Emily Ratajkowski planning on becoming screenwriter and novelist
Emily Ratajkowski says her next career move could be as a screenwriter and novelist, after her ‘My Body’ book was a best seller.
Emily Ratajkowski is planning on becoming a screenwriter and novelist.
The 31-year-old ‘Gone Girl’ actress and ‘High Low’ podcast host – whose 2021 essay collection ‘My Body’ was a New York Times bestseller – says she wants her next two projects to be a screenplay and work of fiction.
Mum-of-one Emily, who has son Sylvester, two, with her estranged ex-husband Sebastian Bear-McClard, told Elle magazine about her dreams for the future: ““I would love to try my hand at screenwriting.

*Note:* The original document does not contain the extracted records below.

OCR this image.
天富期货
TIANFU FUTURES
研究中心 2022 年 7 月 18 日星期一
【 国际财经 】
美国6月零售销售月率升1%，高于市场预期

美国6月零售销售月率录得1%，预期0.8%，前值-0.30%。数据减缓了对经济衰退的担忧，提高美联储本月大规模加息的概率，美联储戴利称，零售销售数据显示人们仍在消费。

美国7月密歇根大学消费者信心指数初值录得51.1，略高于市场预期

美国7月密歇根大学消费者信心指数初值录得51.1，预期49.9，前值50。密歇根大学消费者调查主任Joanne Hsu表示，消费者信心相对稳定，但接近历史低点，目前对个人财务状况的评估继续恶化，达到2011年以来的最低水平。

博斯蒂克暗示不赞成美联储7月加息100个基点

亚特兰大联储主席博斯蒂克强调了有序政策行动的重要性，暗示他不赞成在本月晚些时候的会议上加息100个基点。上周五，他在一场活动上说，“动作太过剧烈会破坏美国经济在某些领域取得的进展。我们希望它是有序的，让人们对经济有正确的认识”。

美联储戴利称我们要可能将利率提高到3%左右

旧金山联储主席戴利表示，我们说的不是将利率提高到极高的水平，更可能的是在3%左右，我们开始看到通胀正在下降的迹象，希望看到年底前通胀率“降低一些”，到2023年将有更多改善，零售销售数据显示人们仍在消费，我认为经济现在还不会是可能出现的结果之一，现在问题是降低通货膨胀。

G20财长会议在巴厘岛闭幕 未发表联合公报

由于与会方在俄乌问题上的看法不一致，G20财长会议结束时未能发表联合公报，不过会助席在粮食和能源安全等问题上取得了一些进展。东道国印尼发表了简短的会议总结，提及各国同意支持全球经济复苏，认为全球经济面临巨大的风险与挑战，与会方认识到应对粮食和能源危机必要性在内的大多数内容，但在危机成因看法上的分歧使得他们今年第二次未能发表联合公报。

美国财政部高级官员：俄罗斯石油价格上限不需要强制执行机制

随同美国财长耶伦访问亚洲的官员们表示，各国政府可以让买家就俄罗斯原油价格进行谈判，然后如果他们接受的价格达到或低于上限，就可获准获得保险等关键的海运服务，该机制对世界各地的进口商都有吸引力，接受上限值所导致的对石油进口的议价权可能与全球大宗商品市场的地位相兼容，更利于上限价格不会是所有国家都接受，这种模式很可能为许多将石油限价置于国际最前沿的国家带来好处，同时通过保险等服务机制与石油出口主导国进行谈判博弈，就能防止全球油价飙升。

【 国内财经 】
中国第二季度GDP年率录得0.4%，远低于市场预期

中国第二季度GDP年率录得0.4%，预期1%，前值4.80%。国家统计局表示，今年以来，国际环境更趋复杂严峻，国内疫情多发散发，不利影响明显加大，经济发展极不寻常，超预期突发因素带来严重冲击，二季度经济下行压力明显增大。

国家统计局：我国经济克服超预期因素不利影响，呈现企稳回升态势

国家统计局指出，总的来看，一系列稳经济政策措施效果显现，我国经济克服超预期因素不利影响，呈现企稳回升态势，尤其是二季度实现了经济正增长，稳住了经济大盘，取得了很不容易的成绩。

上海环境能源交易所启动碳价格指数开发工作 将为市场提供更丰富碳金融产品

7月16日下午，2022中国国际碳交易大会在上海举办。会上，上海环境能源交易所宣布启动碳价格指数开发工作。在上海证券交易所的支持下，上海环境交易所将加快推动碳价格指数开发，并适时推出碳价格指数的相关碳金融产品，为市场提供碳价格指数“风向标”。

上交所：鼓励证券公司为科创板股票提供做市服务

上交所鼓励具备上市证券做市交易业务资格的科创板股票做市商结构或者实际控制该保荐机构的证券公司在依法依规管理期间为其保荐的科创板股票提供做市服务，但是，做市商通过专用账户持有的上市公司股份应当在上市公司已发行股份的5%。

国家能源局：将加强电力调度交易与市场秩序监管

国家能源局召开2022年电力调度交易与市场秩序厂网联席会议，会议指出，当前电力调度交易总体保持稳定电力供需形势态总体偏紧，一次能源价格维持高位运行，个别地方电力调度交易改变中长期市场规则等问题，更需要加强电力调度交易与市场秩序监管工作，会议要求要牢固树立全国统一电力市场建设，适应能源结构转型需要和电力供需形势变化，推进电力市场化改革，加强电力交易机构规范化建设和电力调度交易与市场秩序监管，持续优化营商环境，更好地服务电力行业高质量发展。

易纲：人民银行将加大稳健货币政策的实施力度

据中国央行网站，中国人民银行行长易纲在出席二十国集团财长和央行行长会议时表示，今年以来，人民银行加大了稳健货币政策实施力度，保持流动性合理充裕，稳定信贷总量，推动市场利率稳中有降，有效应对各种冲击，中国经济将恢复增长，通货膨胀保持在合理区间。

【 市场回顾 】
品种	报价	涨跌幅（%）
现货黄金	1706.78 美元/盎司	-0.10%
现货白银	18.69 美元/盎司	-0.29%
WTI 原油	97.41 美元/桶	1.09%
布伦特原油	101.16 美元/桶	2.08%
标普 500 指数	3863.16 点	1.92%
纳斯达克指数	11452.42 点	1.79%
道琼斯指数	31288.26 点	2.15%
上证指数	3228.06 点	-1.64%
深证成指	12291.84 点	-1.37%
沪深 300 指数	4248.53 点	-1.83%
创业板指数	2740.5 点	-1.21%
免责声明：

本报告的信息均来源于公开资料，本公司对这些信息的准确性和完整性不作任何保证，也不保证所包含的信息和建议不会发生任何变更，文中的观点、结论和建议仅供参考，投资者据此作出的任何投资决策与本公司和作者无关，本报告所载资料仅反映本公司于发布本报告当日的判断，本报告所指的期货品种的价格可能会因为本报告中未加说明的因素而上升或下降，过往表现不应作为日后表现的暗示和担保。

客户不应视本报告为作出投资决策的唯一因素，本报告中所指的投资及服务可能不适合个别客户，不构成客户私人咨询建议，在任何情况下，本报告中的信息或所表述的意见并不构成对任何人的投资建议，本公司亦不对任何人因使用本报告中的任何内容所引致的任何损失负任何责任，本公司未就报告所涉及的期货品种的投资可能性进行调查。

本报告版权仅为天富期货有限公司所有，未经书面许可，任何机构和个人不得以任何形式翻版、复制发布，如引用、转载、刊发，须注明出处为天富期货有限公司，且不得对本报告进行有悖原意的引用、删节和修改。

To build out the media company that I founded around the podcast.
“I definitely would like to write future books. To try my hand at fiction, even if it’s thinly veiled, simply because I feel like the way that I exposed myself in ‘My Body’, I don’t know that I would ever want to do that again.”
Referencing the recent global cyber security fears over TikTok’s links to China, she added about still loving instant digital creations: “People joke with me: ‘Do you work for TikTok? What is wrong with you? Why do you care so much about it?’
“Obviously there are privacy concerns, but I think that’s true with any social media app.
“As far as the discourse that happens on TikTok, it’s what Twitter wasn’t able to do but wanted to do
“The more unfiltered and off the cuff, the better. It’s exciting for me personally because I can put something that feels kind of glam up, but then I can have one (post) where I’m just talking about something that I was thinking about and that would maybe be a tweet.
“I don’t have to be in one box and provide one type of content.”
Emily recently said in a subscribers’ question and answer session online one of her biggest turn-ons was men taking an interest in the art, books, films and music she was enjoying – and blasted one ex for not bothering to finish her essay collection, which tackles feminism, sexuality and the modern male/female power dynamic.
She said: “I dated a guy for a minute, whose name will not be disclosed, who never made it through my book – through my own damn book.
“He got halfway, and he was like, ‘It’s really good.’ He kept saying he was a slow reader, but I was also like, ‘Huh, ok – are you just not that interested in me?’
“And by the way, it’s really weird to have somebody reading your book, like the most personal things about you when you are going out with them.
“I’ve had a couple of dudes who have asked for recommendations, and I’ve given them, and then don’t actually follow up, so it’s just this empty thing, and I definitely don’t like that.
“But I think in general I appreciate when men are asking me what I’m interested in, and want to listen to the music I like, and want to know what I’m into and thinking about and enjoying because a lot of I feel like what I am – your identity can really be reflected in your taste.
“And a lot of the time, short stories and essays that I love are core to who I am and I feel like I’ve learned a lot about other people based on their interpretation of writing. I’ve been really impressed and really disappointed when I’ve sent them a bit of writing and then I’m like, ‘Oh, s**t, that’s how you see the world? Damn it.’
“I want to go and see movies with you and see what you think.”